"Kalbinize geleni bana söyleyin!"

A -
A +
Horasan’da yetişen velilerden Ahmed bin Mesruk hazretleri anlatıyor:
Bir kimseyi gördüm ki çok düzgün konuşuyor ve tasavvuftan bir şeyler anlatıyordu...
Dinledim.
Tatlı bir ifadeyle anlatıyor, dinleyenleri hayran bırakıyordu.
Sözlerini bitirdi.
Sonra da bize;
“Şimdi her biriniz, kalbine geleni bana söylesin” dedi.
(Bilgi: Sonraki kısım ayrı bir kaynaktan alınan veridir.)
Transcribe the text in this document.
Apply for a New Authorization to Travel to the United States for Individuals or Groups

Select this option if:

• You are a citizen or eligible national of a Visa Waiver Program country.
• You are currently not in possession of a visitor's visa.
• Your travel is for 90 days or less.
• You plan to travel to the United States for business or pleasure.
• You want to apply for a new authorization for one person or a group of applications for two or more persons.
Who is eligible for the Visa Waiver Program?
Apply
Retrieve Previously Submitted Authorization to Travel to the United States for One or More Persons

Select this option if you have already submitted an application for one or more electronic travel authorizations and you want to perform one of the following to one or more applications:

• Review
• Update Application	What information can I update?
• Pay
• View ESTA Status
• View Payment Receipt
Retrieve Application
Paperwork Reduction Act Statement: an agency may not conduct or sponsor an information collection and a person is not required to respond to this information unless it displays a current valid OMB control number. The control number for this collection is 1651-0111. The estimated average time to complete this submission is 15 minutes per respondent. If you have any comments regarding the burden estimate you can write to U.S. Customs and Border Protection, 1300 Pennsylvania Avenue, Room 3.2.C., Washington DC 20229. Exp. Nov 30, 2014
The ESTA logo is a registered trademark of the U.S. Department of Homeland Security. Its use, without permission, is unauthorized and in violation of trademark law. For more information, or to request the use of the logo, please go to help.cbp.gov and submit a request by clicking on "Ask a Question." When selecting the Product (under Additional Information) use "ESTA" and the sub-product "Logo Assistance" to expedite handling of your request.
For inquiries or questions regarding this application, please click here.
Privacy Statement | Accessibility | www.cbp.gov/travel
Kalbime baktım. Gördüm ki, bu adam mü’min değil, Yahudi.
Ama nasıl diyecektim?
O, herkese sorup cevabını alıyordu.
Sıra bana gelince; “Kusuruma bakmayın, benim kalbime, sizin ‘Yahudi’ olduğunuz geldi” dedim.
O ise, başını eğdi.
Ağlamaya başladı!
Sonra başını kaldırıp “Sen doğruyu söyledin. Ben, gerçekten Yahudi dinindeydim. Ama şimdi anladım ki sizin dininiz hakmış” dedi.
Sordum ki;
“Nasıl anladınız?”
“Kalbimden, ‘bunlar, Yahudi olduğumu anlarlarsa, dinleri haktır’ dedim. Sen bilince dininizin hak olduğunu anladım” dedi.
Tekrar bana;
“Sen, gönül gözüyle bakıp iç hâlimi gördün ve bana sonsuz saadetimi kazandırdın” dedi.
Çok sevindim.
Ve kendisine;
“Müminde firaset nuru vardır. Zira bizim peygamberimiz ‘Müminin firasetinden sakınınız! Zira o, Allah'ın nuruyla bakar’ buyuruyor” dedim.